How To Avoid The Problem
- If you start your transaction using "BEGIN EXCLUSIVE" instead of just "BEGIN" then it is impossible to ever get an SQLITE_BUSY error in the middle of the transaction. Hence the problem cannot occur. On the other hand, you lose some concurrency because other processes cannot read the database file while you are running an exclusive transaction.
- You can avoid SQLITE_BUSY errors by using the sqlite3_busy_handler() or sqlite3_busy_timeout() interfaces to intercept failed locking attempts and retry the lock after a short delay.
- If you do encounter an SQLITE_BUSY error on a statement,
other than a COMMIT statement,
within a transaction, the only safe
thing to do is execute a ROLLBACK command to roll back
the entire transaction. If you try to reissue the failed
statement, or issue a different statement, or if you try
to commit the transaction, database corruption might
result.
-
Note: It is safe to retry a COMMIT
command that returns SQLITE_BUSY. You can also retry
any command that returns SQLITE_BUSY that is not run
from within a transaction. But if SQLITE_BUSY is
returned for any command other than COMMIT that is
run from within a transaction, you must rollback
the transaction immediately to avoid corrupting
the database file.
- The only time you will ever get an SQLITE_BUSY error for a non-COMMIT command within a transaction is if your database change has become so big that it will no longer fit entirely in cache. If you increase the cache size from the default 2000 pages, you might reduce the chance of this ever happening.
- If you are certain that no other processes will ever try to read the database file at the same time you have your transaction open, then SQLITE_BUSY can never occur in your application and this problem will never come up.
Related Problems
Similar problems may occur if a statement within a transaction is aborted due to a call to sqlite3_interrupt() or due to a progress handler callback returning non-zero. The return codes for these events are SQLITE_INTERRUPT and SQLITE_ABORT respectively. If you have a query within a transaction that returns SQLITE_INTERRUPT or SQLITE_ABORT, the only safe thing to do is to rollback the transaction.

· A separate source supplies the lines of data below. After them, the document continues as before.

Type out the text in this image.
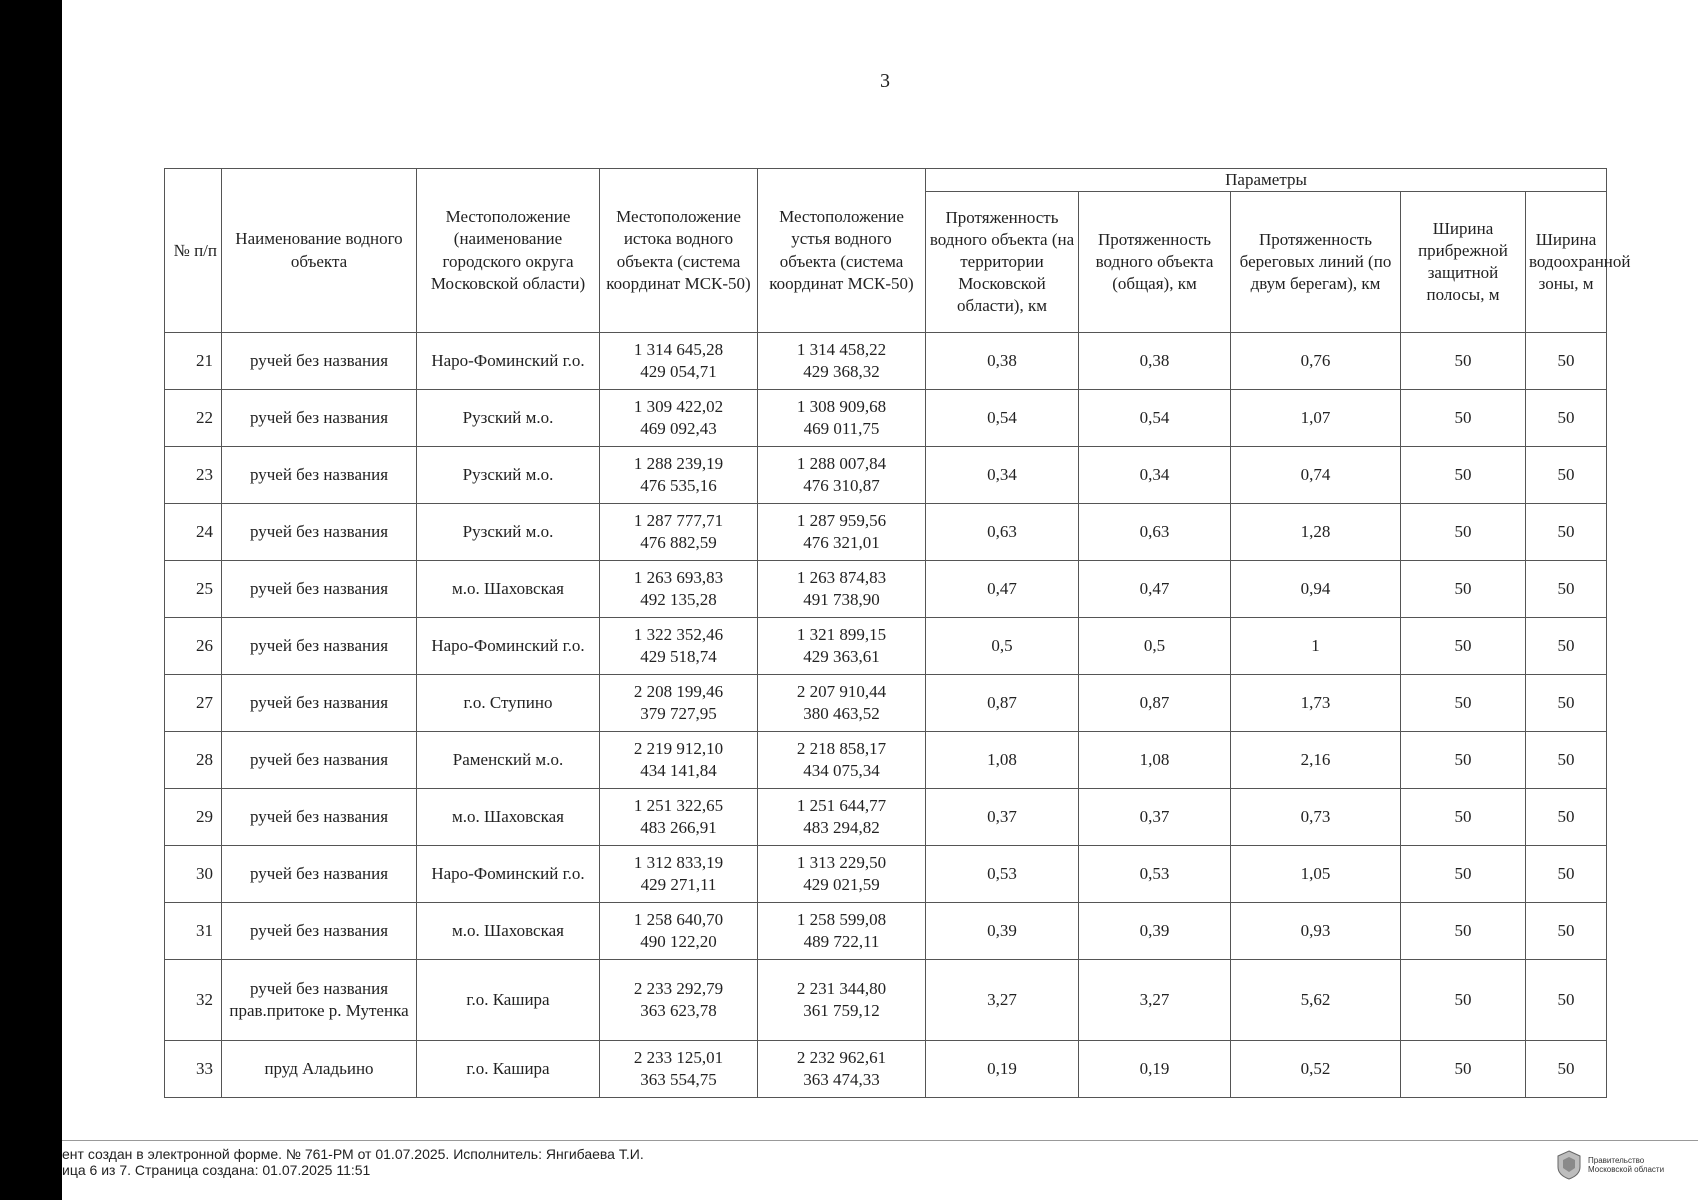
3
№ п/п	Наименование водного объекта	Местоположение (наименование городского округа Московской области)	Местоположение истока водного объекта (система координат МСК-50)	Местоположение устья водного объекта (система координат МСК-50)	Параметры				
					Протяженность водного объекта (на территории Московской области), км	Протяженность водного объекта (общая), км	Протяженность береговых линий (по двум берегам), км	Ширина прибрежной защитной полосы, м	Ширина водоохранной зоны, м
21	ручей без названия	Наро-Фоминский г.о.	1 314 645,28
429 054,71	1 314 458,22
429 368,32	0,38	0,38	0,76	50	50
22	ручей без названия	Рузский м.о.	1 309 422,02
469 092,43	1 308 909,68
469 011,75	0,54	0,54	1,07	50	50
23	ручей без названия	Рузский м.о.	1 288 239,19
476 535,16	1 288 007,84
476 310,87	0,34	0,34	0,74	50	50
24	ручей без названия	Рузский м.о.	1 287 777,71
476 882,59	1 287 959,56
476 321,01	0,63	0,63	1,28	50	50
25	ручей без названия	м.о. Шаховская	1 263 693,83
492 135,28	1 263 874,83
491 738,90	0,47	0,47	0,94	50	50
26	ручей без названия	Наро-Фоминский г.о.	1 322 352,46
429 518,74	1 321 899,15
429 363,61	0,5	0,5	1	50	50
27	ручей без названия	г.о. Ступино	2 208 199,46
379 727,95	2 207 910,44
380 463,52	0,87	0,87	1,73	50	50
28	ручей без названия	Раменский м.о.	2 219 912,10
434 141,84	2 218 858,17
434 075,34	1,08	1,08	2,16	50	50
29	ручей без названия	м.о. Шаховская	1 251 322,65
483 266,91	1 251 644,77
483 294,82	0,37	0,37	0,73	50	50
30	ручей без названия	Наро-Фоминский г.о.	1 312 833,19
429 271,11	1 313 229,50
429 021,59	0,53	0,53	1,05	50	50
31	ручей без названия	м.о. Шаховская	1 258 640,70
490 122,20	1 258 599,08
489 722,11	0,39	0,39	0,93	50	50
32	ручей без названия прав.притоке р. Мутенка	г.о. Кашира	2 233 292,79
363 623,78	2 231 344,80
361 759,12	3,27	3,27	5,62	50	50
33	пруд Аладьино	г.о. Кашира	2 233 125,01
363 554,75	2 232 962,61
363 474,33	0,19	0,19	0,52	50	50
ент создан в электронной форме. № 761-РМ от 01.07.2025. Исполнитель: Янгибаева Т.И.
ица 6 из 7. Страница создана: 01.07.2025 11:51
Правительство
Московской области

If a statement fails due to SQLITE_BUSY, SQLITE_INTERRUPT, or SQLITE_ABORT then you should not try to read the database until after the transaction has been rolled back. You cannot corrupt the database file by reading, but you might well get an SQLITE_CORRUPT error during your read, or (worse) you might get incorrect data. If you have two or more database connections that share the same cache (using the shared cache mode) and one connection encounters a BUSY, INTERRUPT, or ABORT error, then the other connections should avoid reading the database until the transaction has rolled back.

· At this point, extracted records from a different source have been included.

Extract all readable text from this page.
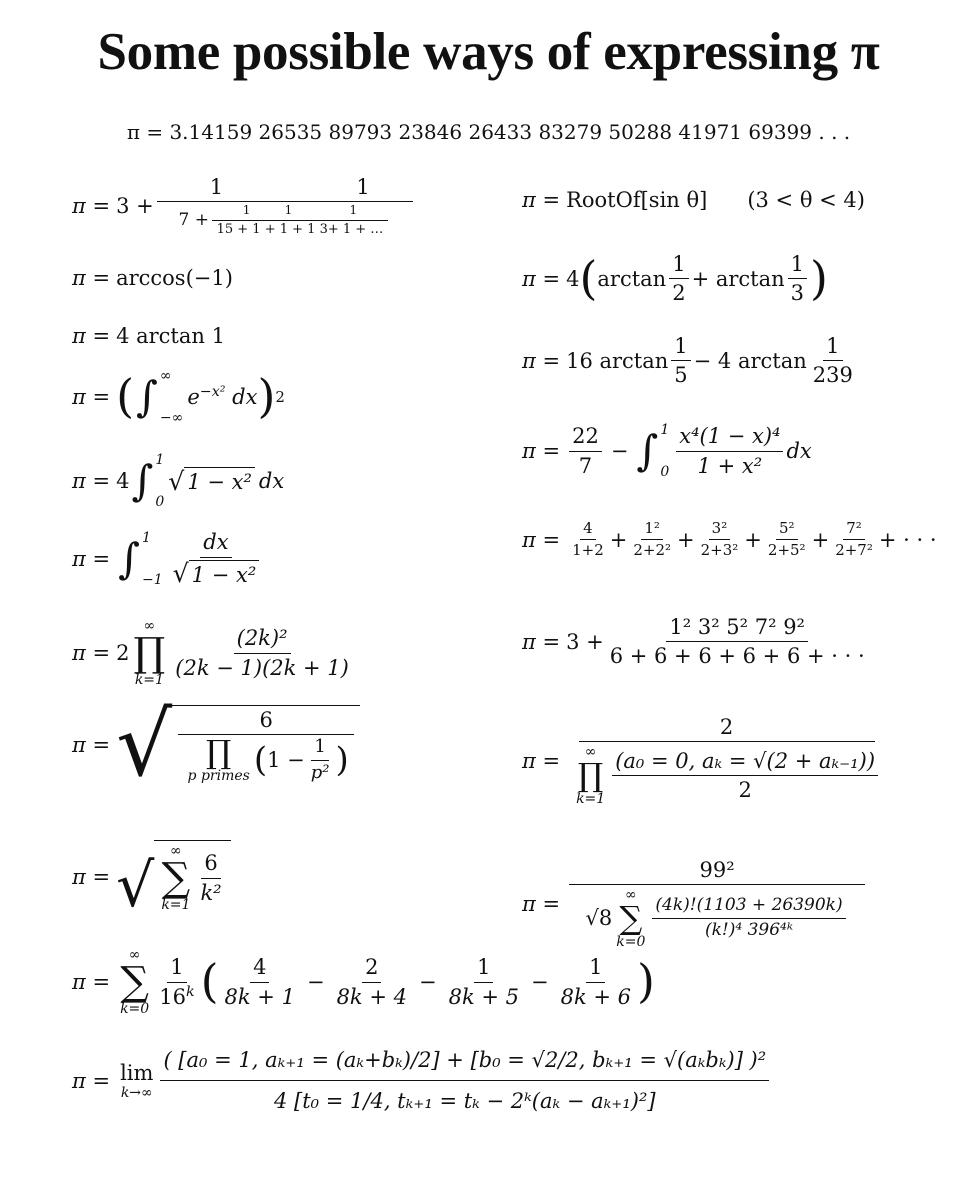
Some possible ways of expressing π
π = 3.14159 26535 89793 23846 26433 83279 50288 41971 69399 . . .
π = 3 +
1	1
$7 + \frac{1 1 1}{15 + 1 + 1 + 1 3+ 1 + \dots}$
π = arccos(−1)
π = 4 arctan 1
π = ( ∫ ∞
−∞
$e^{-x^2}$ dx ) 2
π = 4 ∫ 1
0
√ 1 − x² dx
π = ∫ 1
−1
dx
√ 1 − x²
π = 2
∞
∏
k=1
(2k)²
(2k − 1)(2k + 1)
π = √	6
∏
p primes ( $1 - \frac{1}{\text{p²}}$ )
π = √
∞
∑
k=1
6
k²
π =
∞
∑
k=0
1
16$^k$ ( 4
8k + 1
− $\frac{2}{8k + 4} - \frac{1}{8k + 5} - \frac{1}{8k + 6}$ )
π = lim
k→∞
( [a₀ = 1, aₖ₊₁ = (aₖ+bₖ)/2] + [b₀ = √2/2, bₖ₊₁ = √(aₖbₖ)] )²
4 [t₀ = 1/4, tₖ₊₁ = tₖ − 2ᵏ(aₖ − aₖ₊₁)²]
π = RootOf[sin θ] (3 < θ < 4)
π = 4 ( $\arctan \frac{1}{2} + \arctan \frac{1}{3}$ )
π = 16 $\arctan \frac{1}{5} - 4$ $\arctan \frac{1}{239}$
$\pi = \frac{22}{7}$ − ∫ 1
0
x⁴(1 − x)⁴
1 + x²
dx
$\pi = \frac{4}{1+2} + \frac{\text{1²}}{\text{2+2²}} + \frac{\text{3²}}{\text{2+3²}} + \frac{\text{5²}}{\text{2+5²}} + \frac{\text{7²}}{\text{2+7²}}$ + · · ·
$\pi = 3 + \frac{\text{1² 3² 5² 7² 9²}}{6 + 6 + 6 + 6 + 6 + \cdot \cdot \cdot}$
π = 2
∞
∏
k=1
(a₀ = 0, aₖ = √(2 + aₖ₋₁))
2
π = 99²
√8
∞
∑
k=0
(4k)!(1103 + 26390k)
(k!)⁴ 396⁴ᵏ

How This Problem Will Be Fixed
In SQLite version 3.2.8 and earlier, when this situation would arise, SQLite would return SQLITE_IOERR and automatically rollback the transaction, rather than return SQLITE_BUSY. The fix in version 3.4.0 will be to revert to the 3.2.8 behavior. If the in-memory database cache overflows during a large transaction and SQLite is unable to acquire an exclusive lock on the database file in order to spill the cache into the database, then it will return SQLITE_IOERR (or SQLITE_IOERR_BLOCKED if you have extended result codes enabled) and will automatically rollback the transaction. SQLite might still return SQLITE_BUSY in some cases, but when it does return SQLITE_BUSY you can be assured that it is safe to retry the statement or commit the transaction.
The SQLITE_INTERRUPT and SQLITE_ABORT functionality is rarely used so we will merely change it to automatically rollback any open transactions. Such a change is unlikely to present any compatibility issues.
And, of course, we will be adding many new tests to the automated test suite to help insure that this particular class of errors does not recur in a future release.